Gli occhi di Alessandro manifestavano attraverso il loro differente colore da un lato l'eccezionale intelligenza, razionalità e genialità ereditate da Filippo II, dall'altro l’energia e l'aggressività ereditate dalla madre Olimpia, discendente dalla stirpe di Achille, l'eroe omerico che Alessandro venerò come modello insuperabile per tutta la sua esistenza. Achille come Alessandro visse brevemente, Achille come Alessandro dipendeva da una madre un po’ troppo presente, Achille come Alessandro era biondo, Achille come Alessandro sapeva commuoversi ed essere estremamente generoso, Achille amò Patroclo, Alessandro Efestione.

Conosciamo molto bene i vizi, ma anche le grandi qualità di Alessandro: ad esempio, il suo massimo rispetto per le donne appartenenti alla famiglia del suo storico nemico Dario III.

Sappiamo che quando Alessandro mori’ nel 323 a.C., la moglie di Dario III si copri’ il volto con un velo nero in segno di lutto e si lasciò morire di inedia, tanto si era affezionata al personaggio da considerarlo come suo figlio.

Il suo sguardo colpiva per il singolare coraggio che trasmetteva: lui stesso combatté sempre al fianco dei suoi uomini, non ritirandosi mai difronte a nessuna insidia, neppure la peggiore, vantandosi di potere mostrare più ferite sul petto di tutti i suoi soldati, ma di non averne nessuna sulla schiena, perché mai aveva voltato le spalle al pericolo.

Eppure anche Alessandro che era riuscito a conquistare tutto il territorio conquistabile, che aveva pianto di fronte ai confini del mondo perché ormai nulla gli rimaneva più da conoscere, venne vinto a soli 33 anni da una pancreatite acuta fulminante che gli costò dieci giorni di terribile agonia e così i suoi splendidi occhi, umano e divino, si chiusero per sempre sul teatro di questo mondo, lasciandoci un’eredità incredibile, un mondo senza precedenti, una città nel regno d’Egitto che possedeva un faro in grado di emettere un fascio di luce ad oltre 50 chilometri di distanza, una biblioteca straordinaria, un museo mai visto prima...

Ad Alessandria d’Egitto, in questa nuova età ellenistica creata grazie alle conquiste di Alessandro, gli scienziati gettarono le basi dell’idrodinamica, della macchina a vapore, della botanica, della zoologia...

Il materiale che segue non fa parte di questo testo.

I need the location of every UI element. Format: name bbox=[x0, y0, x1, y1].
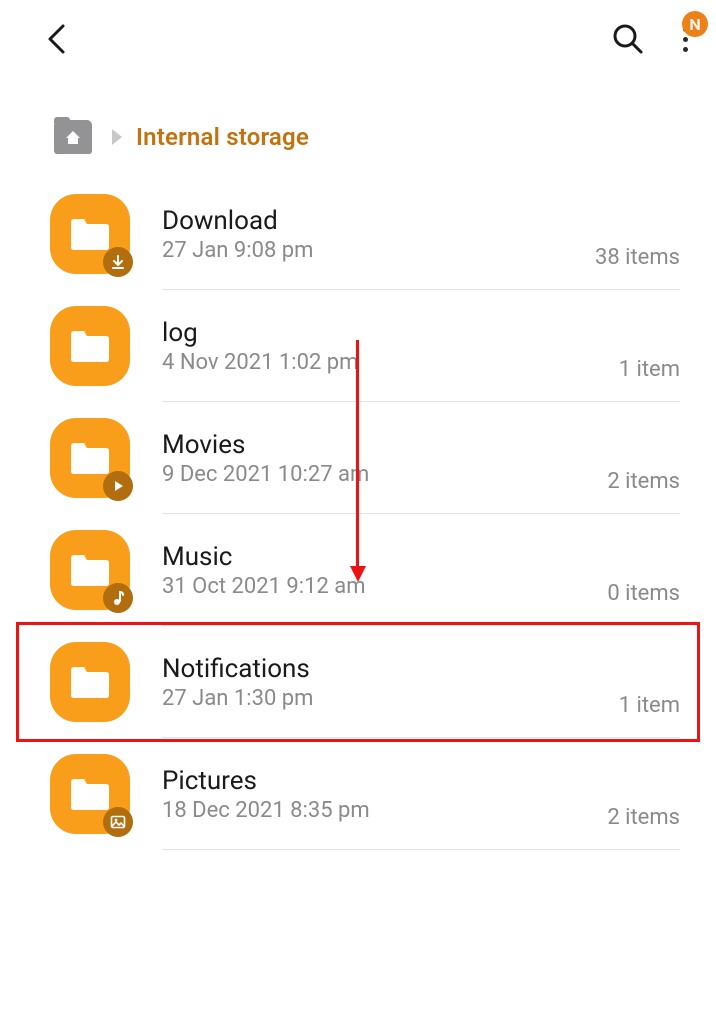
folder-icon bbox=[50, 306, 130, 386]
search-icon bbox=[611, 22, 645, 56]
folder-text: Notifications27 Jan 1:30 pm bbox=[162, 654, 619, 711]
folder-item[interactable]: Notifications27 Jan 1:30 pm1 item bbox=[0, 626, 716, 738]
folder-date: 4 Nov 2021 1:02 pm bbox=[162, 350, 619, 375]
breadcrumb: Internal storage bbox=[0, 78, 716, 178]
folder-date: 27 Jan 9:08 pm bbox=[162, 238, 595, 263]
folder-text: Pictures18 Dec 2021 8:35 pm bbox=[162, 766, 607, 823]
folder-item[interactable]: log4 Nov 2021 1:02 pm1 item bbox=[0, 290, 716, 402]
folder-text: Download27 Jan 9:08 pm bbox=[162, 206, 595, 263]
back-button[interactable] bbox=[40, 23, 72, 55]
music-badge-icon bbox=[103, 583, 133, 613]
folder-item[interactable]: Download27 Jan 9:08 pm38 items bbox=[0, 178, 716, 290]
folder-item[interactable]: Movies9 Dec 2021 10:27 am2 items bbox=[0, 402, 716, 514]
download-badge-icon bbox=[103, 247, 133, 277]
folder-item[interactable]: Pictures18 Dec 2021 8:35 pm2 items bbox=[0, 738, 716, 850]
folder-icon bbox=[50, 754, 130, 834]
notification-badge: N bbox=[682, 11, 708, 37]
folder-name: Movies bbox=[162, 430, 607, 460]
folder-date: 27 Jan 1:30 pm bbox=[162, 686, 619, 711]
breadcrumb-current[interactable]: Internal storage bbox=[136, 123, 309, 151]
more-options-button[interactable]: N bbox=[674, 21, 696, 57]
folder-item[interactable]: Music31 Oct 2021 9:12 am0 items bbox=[0, 514, 716, 626]
image-badge-icon bbox=[103, 807, 133, 837]
folder-text: log4 Nov 2021 1:02 pm bbox=[162, 318, 619, 375]
search-button[interactable] bbox=[610, 21, 646, 57]
folder-date: 9 Dec 2021 10:27 am bbox=[162, 462, 607, 487]
folder-icon bbox=[50, 194, 130, 274]
folder-icon bbox=[50, 530, 130, 610]
folder-item-count: 2 items bbox=[607, 805, 680, 830]
folder-name: Notifications bbox=[162, 654, 619, 684]
home-folder-icon[interactable] bbox=[54, 120, 92, 154]
chevron-left-icon bbox=[45, 22, 67, 56]
folder-name: log bbox=[162, 318, 619, 348]
folder-item-count: 0 items bbox=[607, 581, 680, 606]
folder-list: Download27 Jan 9:08 pm38 itemslog4 Nov 2… bbox=[0, 178, 716, 850]
chevron-right-icon bbox=[112, 129, 122, 145]
folder-icon bbox=[50, 642, 130, 722]
header: N bbox=[0, 0, 716, 78]
folder-icon bbox=[50, 418, 130, 498]
folder-name: Download bbox=[162, 206, 595, 236]
folder-text: Movies9 Dec 2021 10:27 am bbox=[162, 430, 607, 487]
folder-date: 18 Dec 2021 8:35 pm bbox=[162, 798, 607, 823]
folder-text: Music31 Oct 2021 9:12 am bbox=[162, 542, 607, 599]
play-badge-icon bbox=[103, 471, 133, 501]
folder-item-count: 38 items bbox=[595, 245, 680, 270]
folder-item-count: 1 item bbox=[619, 357, 680, 382]
folder-item-count: 1 item bbox=[619, 693, 680, 718]
folder-item-count: 2 items bbox=[607, 469, 680, 494]
folder-date: 31 Oct 2021 9:12 am bbox=[162, 574, 607, 599]
folder-name: Pictures bbox=[162, 766, 607, 796]
folder-name: Music bbox=[162, 542, 607, 572]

Roma probabilmente non si rese conto della portata di tutto ciò e quando il nostro Plinio il Vecchio, scienziato romano, rispose che le api dovevano avere sei zampette perché le loro celle sono esagonali, non aveva considerato che già gli alessandrini avevano intuito che l'esagono è la figura piana con il miglior rapporto perimetro-superficie.

Alessandro, il suo fallimento superò ogni successo ottenuto dagli altri...

"...quando Alessandro ti guardava negli occhi, tutto era possibile..." (tratto dal film " Alexandros ", 2004, di Oliver Stone).